Waikato / moa

MOA is an open source framework for Big Data stream mining. It includes a collection of machine learning algorithms (classification, regression, clustering, outlier detection, concept drift detection and recommender systems) and tools for evaluation.
http://moa.cms.waikato.ac.nz/
GNU General Public License v3.0
610 stars 353 forks source link

Added new ability to automate generate multiple ARFF files and evaluate a learner on each #115

Closed richard-moulton closed 6 years ago

richard-moulton commented 6 years ago

I have written a new task, WriteMultipleStreamsToARFF, which automates multiple WriteStreamToARFFFile tasks. It allows multiple streams to be generated by selecting a stream generator and passing it a series of different seed values to the generator's random processes. The resulting streams are then saved in separate ARFF files.

I have also written a new task, EvaluateMultipleClusterings, which automates multiple EvaluateClustering tasks. Given a sequence of of ARFF files generated using WriteMultipleStreamsToARFF, it properly calls EvaluateClustering for given learner on each ARFF file. The resulting evaluations are then saved in separate CSV files. It is analogous to the RunStreamTasks task, which automates classifier tasks using different classifier parameters.

In the process of writing these tasks I discovered and addressed two issues:

113 - Replaced the measureCollectionType framework with flagOptions and a boolean array to track choices. Any of the MeasureCollections available for clustering algorithms1 can now be selected, are properly added and properly enabled for use during the EvaluateClustering task.

114 - Ensured that the BatchCmd constructor method recognizes that the argument totalInstances is set to -1 to signify no limit.
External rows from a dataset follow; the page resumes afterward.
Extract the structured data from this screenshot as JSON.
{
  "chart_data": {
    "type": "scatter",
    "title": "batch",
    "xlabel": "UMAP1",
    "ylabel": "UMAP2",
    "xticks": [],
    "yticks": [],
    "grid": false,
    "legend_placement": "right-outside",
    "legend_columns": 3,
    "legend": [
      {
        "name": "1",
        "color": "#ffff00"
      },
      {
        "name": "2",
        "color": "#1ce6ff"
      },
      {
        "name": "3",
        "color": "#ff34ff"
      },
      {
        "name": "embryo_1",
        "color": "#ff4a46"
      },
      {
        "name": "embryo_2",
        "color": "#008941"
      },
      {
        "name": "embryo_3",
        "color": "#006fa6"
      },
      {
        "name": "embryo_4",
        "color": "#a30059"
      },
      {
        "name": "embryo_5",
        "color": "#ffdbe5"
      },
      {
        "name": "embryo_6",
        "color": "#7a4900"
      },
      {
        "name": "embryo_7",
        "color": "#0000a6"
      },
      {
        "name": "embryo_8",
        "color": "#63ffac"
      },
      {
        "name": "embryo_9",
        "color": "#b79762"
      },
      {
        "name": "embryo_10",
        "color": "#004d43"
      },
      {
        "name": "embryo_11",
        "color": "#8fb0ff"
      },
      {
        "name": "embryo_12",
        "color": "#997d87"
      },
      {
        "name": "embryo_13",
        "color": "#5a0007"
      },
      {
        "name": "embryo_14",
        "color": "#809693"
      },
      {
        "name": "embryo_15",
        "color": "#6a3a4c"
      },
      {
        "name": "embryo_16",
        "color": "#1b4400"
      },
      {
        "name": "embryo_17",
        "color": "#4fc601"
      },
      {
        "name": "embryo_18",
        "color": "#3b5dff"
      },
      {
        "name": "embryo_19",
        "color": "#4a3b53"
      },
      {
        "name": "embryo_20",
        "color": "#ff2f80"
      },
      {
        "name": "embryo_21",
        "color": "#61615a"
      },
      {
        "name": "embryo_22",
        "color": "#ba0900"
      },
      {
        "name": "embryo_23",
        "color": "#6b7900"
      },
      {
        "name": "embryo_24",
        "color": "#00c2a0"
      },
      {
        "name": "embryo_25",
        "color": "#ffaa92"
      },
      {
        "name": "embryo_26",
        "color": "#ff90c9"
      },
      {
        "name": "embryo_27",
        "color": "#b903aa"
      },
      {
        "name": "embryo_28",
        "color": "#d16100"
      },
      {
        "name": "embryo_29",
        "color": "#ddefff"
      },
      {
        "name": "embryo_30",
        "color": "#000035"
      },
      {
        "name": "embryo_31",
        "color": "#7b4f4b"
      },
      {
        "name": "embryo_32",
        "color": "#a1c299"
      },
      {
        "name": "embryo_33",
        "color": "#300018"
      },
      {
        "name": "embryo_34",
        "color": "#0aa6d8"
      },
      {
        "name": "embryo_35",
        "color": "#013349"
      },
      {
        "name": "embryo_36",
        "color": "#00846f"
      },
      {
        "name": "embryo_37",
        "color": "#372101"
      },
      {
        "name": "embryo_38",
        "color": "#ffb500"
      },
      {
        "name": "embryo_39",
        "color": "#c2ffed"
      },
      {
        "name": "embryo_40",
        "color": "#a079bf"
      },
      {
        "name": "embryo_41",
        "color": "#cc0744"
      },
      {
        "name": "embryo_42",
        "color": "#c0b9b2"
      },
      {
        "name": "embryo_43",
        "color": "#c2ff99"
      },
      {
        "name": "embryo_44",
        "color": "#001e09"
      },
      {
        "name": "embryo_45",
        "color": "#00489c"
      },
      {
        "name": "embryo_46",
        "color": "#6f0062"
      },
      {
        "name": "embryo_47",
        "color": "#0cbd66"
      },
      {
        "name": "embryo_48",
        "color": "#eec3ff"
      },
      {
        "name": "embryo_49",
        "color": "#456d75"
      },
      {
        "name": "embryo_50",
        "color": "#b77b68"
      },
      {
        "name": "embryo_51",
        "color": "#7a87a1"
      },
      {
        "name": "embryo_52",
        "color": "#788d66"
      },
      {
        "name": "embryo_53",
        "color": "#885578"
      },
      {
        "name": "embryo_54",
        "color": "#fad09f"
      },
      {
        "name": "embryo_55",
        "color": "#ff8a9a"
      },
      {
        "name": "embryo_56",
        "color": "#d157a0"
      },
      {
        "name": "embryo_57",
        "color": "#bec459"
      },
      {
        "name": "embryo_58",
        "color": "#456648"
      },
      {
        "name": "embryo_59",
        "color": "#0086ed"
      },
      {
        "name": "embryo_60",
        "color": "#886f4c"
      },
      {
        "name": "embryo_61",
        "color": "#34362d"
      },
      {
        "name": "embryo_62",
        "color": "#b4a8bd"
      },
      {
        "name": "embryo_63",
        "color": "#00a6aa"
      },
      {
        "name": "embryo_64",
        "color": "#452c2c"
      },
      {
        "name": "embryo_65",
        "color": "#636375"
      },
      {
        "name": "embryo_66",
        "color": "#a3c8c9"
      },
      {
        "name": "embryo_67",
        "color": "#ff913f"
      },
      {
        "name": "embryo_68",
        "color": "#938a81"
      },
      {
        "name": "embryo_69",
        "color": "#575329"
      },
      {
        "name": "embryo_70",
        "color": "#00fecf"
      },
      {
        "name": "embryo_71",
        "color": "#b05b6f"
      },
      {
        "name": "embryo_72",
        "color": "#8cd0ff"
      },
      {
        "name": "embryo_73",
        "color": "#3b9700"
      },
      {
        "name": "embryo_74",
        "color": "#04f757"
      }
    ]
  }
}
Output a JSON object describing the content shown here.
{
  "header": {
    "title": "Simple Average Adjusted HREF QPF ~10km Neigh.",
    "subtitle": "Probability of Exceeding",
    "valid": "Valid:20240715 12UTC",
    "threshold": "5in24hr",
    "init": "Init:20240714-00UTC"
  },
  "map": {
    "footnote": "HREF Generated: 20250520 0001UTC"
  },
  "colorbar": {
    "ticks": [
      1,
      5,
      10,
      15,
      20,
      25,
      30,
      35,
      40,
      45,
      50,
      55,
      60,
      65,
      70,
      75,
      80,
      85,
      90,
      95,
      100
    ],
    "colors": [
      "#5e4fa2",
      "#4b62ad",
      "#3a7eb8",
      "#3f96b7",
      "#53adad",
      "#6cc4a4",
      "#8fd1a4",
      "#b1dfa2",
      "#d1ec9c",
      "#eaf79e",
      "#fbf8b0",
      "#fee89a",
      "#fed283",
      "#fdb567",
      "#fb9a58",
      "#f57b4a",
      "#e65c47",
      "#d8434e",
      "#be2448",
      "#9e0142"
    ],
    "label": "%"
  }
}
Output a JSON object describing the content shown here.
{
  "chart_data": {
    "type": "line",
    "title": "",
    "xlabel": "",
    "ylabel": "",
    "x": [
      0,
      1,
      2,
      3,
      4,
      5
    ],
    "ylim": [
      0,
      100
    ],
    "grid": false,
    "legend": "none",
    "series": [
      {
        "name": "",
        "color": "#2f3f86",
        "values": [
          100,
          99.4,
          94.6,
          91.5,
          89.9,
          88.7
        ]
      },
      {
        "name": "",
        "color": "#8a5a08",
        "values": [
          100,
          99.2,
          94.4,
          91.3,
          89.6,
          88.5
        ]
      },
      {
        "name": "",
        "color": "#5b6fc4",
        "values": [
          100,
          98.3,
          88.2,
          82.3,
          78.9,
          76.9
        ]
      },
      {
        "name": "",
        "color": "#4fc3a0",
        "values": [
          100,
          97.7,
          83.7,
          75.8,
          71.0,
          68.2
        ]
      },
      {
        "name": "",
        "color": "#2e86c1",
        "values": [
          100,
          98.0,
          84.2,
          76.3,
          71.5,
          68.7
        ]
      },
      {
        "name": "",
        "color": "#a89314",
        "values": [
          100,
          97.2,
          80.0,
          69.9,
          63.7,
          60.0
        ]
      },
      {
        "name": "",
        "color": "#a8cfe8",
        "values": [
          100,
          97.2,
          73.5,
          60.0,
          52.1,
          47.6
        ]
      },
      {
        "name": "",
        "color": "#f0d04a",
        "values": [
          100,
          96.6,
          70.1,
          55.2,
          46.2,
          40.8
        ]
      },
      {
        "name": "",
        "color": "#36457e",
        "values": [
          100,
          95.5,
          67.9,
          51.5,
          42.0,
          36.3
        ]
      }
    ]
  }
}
If this is the case then BatchCmd sets its internal totalInstances variable to the maximum integer value.

Note 1: The OutlierPerformance and ChangeDetectionMeasures measure collections are both assessed as applicable to clustering algorithms when building the moa.gui.clustertab.ClusteringEvalPanel. Neither implements anything in their evaluateClustering method so I omitted them from being selectable for the EvaluateClustering and EvaluateMultipleClusterings tasks.